スーパー銭湯で缶酎ハイ2本を飲んでから入浴

この職員をめぐっては、2017年7月6日、同日付で停職6か月の処分が発表された。発表や市への取材を総合すると、職員は17年6月5日21時頃、市内のスーパー銭湯で缶酎ハイ2本を飲んでから入浴。23時頃、自動車で帰宅していたところ、フォグランプが切れていたため検問中の警官から職務質問を受けた。その際、呼気1リットル中から基準値(0.15ミリグラム)を超える0.4ミリグラムのアルコールが検出され、道路交通法違反(酒気帯び運転)の容疑で現行犯逮捕された。職員は略式起訴され、市の事情聴取に対して

「入浴すればアルコールが飛ぶと思った。安易な気持ちで飲んでしまった」

などと話したという。

代謝は上がるが「ほとんど意味がないレベル」

では、職員が言うように、入浴に「アルコールが飛ぶ」効果はあったのか。大阪府内科医会副会長で、泉岡医院(大阪市都島区)の泉岡利於(いずおか・としお)院長は、入浴することで

「体温が上がるので、(肝臓がアルコールを分解する)代謝を上げる効果はある」

としながらも、

「飲酒後は脱水症状が起きやすい上、血管が広がって血圧が下がりやすい。
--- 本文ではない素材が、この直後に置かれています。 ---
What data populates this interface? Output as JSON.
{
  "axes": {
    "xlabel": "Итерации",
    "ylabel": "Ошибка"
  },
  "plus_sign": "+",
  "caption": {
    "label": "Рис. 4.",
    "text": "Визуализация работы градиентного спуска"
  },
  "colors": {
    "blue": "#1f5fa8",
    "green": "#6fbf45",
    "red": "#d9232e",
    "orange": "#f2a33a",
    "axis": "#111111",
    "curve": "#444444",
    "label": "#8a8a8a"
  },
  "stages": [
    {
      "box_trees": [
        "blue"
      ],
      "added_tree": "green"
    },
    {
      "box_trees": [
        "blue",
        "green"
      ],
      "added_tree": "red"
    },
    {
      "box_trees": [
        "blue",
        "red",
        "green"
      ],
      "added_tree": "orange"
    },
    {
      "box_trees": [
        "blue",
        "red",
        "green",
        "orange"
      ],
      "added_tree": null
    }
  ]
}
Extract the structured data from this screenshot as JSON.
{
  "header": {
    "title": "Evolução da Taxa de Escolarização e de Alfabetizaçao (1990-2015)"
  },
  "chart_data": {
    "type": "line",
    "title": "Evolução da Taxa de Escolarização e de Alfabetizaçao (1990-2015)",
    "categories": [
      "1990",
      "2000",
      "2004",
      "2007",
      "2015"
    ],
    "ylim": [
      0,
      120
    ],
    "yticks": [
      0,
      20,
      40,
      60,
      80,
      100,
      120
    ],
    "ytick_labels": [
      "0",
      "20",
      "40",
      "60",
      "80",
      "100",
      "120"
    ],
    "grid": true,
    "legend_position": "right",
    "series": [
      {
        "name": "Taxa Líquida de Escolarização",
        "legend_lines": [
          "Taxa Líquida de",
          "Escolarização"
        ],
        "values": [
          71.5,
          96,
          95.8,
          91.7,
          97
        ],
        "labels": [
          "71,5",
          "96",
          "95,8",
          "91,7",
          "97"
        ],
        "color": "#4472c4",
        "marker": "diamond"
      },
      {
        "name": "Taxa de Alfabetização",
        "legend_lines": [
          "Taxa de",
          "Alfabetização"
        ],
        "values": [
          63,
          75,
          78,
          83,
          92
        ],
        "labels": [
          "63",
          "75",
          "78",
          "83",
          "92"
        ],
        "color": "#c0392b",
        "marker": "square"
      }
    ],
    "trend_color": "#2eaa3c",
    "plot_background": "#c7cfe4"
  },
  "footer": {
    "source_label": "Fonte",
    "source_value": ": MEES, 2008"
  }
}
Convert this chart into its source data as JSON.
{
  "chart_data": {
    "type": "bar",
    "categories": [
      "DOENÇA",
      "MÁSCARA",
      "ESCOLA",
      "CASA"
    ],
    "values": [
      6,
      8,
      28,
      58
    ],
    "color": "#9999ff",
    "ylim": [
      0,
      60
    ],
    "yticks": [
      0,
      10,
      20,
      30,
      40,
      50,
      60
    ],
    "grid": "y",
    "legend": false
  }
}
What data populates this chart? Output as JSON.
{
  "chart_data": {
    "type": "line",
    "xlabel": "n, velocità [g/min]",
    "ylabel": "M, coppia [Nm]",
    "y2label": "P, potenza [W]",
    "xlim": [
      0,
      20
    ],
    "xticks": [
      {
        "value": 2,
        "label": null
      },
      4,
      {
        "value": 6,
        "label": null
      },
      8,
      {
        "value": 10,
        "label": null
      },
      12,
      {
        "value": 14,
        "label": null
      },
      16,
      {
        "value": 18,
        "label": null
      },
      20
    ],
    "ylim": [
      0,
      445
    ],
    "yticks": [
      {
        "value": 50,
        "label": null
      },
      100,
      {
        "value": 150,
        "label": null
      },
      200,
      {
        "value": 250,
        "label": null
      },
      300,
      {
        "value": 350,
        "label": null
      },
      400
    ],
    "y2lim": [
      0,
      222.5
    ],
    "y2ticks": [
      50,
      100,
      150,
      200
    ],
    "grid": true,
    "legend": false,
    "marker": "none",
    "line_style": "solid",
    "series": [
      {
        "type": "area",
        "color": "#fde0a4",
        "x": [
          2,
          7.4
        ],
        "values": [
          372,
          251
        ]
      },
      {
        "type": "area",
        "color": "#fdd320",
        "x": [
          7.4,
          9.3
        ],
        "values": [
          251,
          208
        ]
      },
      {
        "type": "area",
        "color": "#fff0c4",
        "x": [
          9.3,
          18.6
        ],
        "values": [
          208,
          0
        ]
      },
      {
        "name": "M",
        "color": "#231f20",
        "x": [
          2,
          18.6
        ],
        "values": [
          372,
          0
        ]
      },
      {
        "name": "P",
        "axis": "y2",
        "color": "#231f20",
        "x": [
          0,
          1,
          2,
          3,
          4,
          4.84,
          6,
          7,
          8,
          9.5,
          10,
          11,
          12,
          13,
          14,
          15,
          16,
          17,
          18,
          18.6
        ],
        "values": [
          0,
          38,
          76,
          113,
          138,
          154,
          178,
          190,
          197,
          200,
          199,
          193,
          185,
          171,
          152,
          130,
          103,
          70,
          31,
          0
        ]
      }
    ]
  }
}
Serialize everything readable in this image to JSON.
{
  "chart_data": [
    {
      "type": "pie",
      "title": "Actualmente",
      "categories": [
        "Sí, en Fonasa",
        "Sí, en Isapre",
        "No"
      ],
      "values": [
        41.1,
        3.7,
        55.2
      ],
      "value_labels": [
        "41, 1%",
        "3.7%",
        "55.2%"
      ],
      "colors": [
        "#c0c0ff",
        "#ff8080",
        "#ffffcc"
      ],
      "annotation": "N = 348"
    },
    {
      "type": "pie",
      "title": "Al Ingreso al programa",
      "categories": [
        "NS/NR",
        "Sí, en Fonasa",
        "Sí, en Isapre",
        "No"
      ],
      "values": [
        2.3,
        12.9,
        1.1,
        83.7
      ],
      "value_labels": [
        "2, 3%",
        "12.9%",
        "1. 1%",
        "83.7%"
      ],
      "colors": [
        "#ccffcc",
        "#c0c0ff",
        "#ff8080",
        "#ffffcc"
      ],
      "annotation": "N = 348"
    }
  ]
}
転倒事故のリスクもあり、飲酒後の入浴は危険でおすすめできない」

と話す。ただ、入浴で代謝が上がったとしても、それは酒酔い運転にならないレベルにするためには「ほとんど意味がないレベル」だと釘を刺した。

缶酎ハイ1本飲んだら5時間は運転してはいけない

アルコール・薬物3学会は、「飲酒したら、運転するまでに【摂取アルコール(グラム)÷4】時間以上待つ」というガイドラインを出している。ビール(アルコール度数5%)中瓶やロング缶(500ミリリットル)、酎ハイ350ミリリットル缶(7%)に約20グラムのアルコールが含まれているとされる。仮に職員が350ミリ缶の酎ハイを飲んでいたとすると、10時間後、つまり翌朝7時までは運転してはいけなかったことになる。

泉岡院長は、酒気帯び運転の問題とは別に、飲酒の際はチェーサーとして水を一緒に飲むことも有効だと説明。(1)二日酔いの原因になるアセトアルデヒドの濃度が下がる(2)脱水を防ぐ(3)結果として摂取するアルコールの量も減る、といった効果があるためだ。